A drive back to Edmonton, with a quick breakfast drive-thru on the way, and I’d be at my desk by nine, ready to write ad copy. I did that trip about five times in six months. And even though I was much younger, around 35-years-old, it almost killed me.
  I’m too old now to attempt such a feat again. Still, I can rock out on the drums the same way I could when I was 35. I’m playing in a different band now, a bunch of old family guys with kids. We call ourselves Beerbelly and we would love the name to be ironic, but it’s not. We all like beer and our metabolism has slowed.

Now that I'm 50, I wonder if it’s too late; if it’s too late to become a rock star? I’ve had success as a writer, in fact, all the dreams I had as a 20-year-old writer have all come true before I turned 50. I have new writer dreams now.
But I also have musician dreams.
I know there are a lot of rock stars my age, many much older. Heck, the Rolling Stones have been a band as long as I have been alive. But those folks became rock stars in their 20s, even earlier. 
But to become a rock star at 50 when you haven’t been a rock star before, would be, well... not just cool but a life changing experience. 
Don’t get me wrong; this isn’t some mid-life crisis or pathetic attempt to recapture my youth because I’ve been working in a dead end job and life sucks at 50. I love my life because it’s exactly what I dreamt it would be. I’ve pursued and succeeded in my dreams to be a writer/novelist and will continue to do so. I have a beautiful and intelligent wife and daughter. There is no way I’m going to give that up to live some kind of hedonist rock and roll lifestyle because I’m worried about my mortality.

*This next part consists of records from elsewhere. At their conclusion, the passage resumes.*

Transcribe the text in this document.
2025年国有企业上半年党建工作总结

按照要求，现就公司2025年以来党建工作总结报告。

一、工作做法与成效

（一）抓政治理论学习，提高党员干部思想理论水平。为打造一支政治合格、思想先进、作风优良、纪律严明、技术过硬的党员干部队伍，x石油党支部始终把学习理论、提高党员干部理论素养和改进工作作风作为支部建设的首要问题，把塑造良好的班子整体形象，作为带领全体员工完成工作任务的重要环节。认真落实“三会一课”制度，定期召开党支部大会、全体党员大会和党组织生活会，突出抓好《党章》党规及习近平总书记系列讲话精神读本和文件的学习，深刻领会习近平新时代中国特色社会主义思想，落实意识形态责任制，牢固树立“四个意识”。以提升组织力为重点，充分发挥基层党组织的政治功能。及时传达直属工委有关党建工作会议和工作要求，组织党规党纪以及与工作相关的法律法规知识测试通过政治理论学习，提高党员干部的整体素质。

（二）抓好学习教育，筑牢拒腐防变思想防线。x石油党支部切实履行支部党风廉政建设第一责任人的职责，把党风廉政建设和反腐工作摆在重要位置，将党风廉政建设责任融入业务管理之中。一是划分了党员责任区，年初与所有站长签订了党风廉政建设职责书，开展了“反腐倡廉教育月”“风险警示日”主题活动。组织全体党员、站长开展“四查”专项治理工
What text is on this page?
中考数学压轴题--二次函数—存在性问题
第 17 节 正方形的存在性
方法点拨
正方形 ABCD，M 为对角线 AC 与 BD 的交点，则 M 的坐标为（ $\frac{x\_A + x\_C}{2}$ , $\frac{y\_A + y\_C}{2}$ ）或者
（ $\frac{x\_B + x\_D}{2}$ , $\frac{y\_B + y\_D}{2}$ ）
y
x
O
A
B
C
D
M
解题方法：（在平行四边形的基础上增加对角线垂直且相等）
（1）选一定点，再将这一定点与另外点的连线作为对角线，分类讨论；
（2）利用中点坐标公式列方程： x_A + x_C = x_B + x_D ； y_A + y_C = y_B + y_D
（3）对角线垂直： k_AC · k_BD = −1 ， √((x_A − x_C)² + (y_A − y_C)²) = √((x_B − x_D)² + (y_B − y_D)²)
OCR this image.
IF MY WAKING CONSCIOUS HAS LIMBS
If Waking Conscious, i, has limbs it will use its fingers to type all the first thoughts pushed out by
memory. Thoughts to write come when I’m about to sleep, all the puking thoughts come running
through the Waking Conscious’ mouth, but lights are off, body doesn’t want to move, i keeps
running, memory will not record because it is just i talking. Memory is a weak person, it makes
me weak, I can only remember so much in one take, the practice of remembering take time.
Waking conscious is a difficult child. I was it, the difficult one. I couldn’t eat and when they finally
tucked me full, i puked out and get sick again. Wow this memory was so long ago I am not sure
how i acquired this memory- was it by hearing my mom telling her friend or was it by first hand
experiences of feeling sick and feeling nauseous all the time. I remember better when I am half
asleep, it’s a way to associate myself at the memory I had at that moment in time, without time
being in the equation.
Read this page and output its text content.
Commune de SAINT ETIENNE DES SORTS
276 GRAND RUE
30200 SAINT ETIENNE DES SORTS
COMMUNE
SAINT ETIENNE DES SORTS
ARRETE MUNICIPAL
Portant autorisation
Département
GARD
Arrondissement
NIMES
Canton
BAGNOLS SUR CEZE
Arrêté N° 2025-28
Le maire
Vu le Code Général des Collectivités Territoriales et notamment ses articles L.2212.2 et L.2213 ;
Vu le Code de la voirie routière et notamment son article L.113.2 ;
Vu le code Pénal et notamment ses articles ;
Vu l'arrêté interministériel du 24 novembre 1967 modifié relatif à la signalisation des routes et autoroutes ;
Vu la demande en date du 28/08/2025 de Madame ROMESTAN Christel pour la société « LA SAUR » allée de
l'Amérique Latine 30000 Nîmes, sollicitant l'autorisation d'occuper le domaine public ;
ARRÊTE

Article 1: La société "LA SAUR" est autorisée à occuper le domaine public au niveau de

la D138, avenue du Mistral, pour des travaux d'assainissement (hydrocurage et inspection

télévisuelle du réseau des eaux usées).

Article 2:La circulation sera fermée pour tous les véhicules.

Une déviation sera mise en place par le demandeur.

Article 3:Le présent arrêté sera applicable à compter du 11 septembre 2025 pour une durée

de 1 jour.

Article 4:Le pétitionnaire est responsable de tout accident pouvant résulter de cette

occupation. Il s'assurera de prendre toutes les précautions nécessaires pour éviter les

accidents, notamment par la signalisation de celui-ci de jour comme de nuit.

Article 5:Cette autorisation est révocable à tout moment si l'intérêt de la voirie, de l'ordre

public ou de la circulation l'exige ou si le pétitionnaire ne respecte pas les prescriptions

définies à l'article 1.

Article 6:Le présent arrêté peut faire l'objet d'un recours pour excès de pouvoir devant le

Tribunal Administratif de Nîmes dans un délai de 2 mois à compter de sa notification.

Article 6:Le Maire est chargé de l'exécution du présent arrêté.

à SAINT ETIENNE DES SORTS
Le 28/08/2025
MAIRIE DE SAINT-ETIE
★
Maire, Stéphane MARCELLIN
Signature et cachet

I don’t even have to become a rock star. It would be great to be a member of a band that gets mentioned, even briefly, in a major music magazine. A band that’s big enough so that when we play a show, there’s some other guy setting up and tearing down my drums. And another guy driving the bus.
A band that no matter which town we play in, there’s about 400-500 folks itching to see us; just like those punk rock shows I used to play in Banff when I was in my 30s.